Ms. T. is blogging about her experience working in a Collaborative Team Teaching classroom. CTT classes have a mix of students in general education and special education, and each class has two teachers, one with special education certification. Ms. T is the general education teacher in her classroom. I made a mistake recently. Before I go on, I must go back.

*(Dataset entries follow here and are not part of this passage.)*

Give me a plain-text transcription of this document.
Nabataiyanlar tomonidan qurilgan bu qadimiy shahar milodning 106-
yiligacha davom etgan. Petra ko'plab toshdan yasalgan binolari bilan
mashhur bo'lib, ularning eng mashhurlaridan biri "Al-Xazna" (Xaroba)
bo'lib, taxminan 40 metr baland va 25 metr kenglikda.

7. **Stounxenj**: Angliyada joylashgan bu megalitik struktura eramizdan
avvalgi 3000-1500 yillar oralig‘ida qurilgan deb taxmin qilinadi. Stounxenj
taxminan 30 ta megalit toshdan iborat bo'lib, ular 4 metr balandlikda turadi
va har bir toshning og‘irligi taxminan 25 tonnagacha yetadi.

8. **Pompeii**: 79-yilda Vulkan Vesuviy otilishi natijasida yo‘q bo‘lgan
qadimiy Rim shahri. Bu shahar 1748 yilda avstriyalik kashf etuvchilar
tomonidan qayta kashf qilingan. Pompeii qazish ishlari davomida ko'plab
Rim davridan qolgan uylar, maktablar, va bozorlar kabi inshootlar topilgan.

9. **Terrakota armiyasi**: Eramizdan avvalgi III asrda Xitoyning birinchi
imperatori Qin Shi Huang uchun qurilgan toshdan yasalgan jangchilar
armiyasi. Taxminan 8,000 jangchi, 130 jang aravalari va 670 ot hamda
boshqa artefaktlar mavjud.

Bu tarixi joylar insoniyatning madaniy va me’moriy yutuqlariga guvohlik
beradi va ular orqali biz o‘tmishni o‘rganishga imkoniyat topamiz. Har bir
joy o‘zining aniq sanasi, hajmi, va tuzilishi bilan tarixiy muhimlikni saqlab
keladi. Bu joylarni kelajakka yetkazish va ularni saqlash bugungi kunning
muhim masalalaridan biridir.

Meet my student: a young man, low tolerance to frustration, impatient when not given the attention he craves (which is more attention than a teacher can possibly give), funny, smart, an enjoyable student (despite all of the negatives), labeled special education for his emotional/behavioral disorder, and disruptive. His disruptions usually stem from the noises he is constantly making in our classroom. From the moment he walks in at the start of the day to the moment we send him off at the end of the day, he is talking. Sometimes he’s talking to others; most of the time, he’s talking to himself. Almost all the time, he is talking in a voice loud enough to disrupt and distract student learning. The first week back after the winter vacation was worse than usual for a child who doesn’t deal well with inconsistencies in schedules and is sure to take a few weeks to get back in the swing of things. He talked nonstop, offering a constant play-by-play or yelling out answers during class discussions. By Friday, my patience was running out. Something had to change.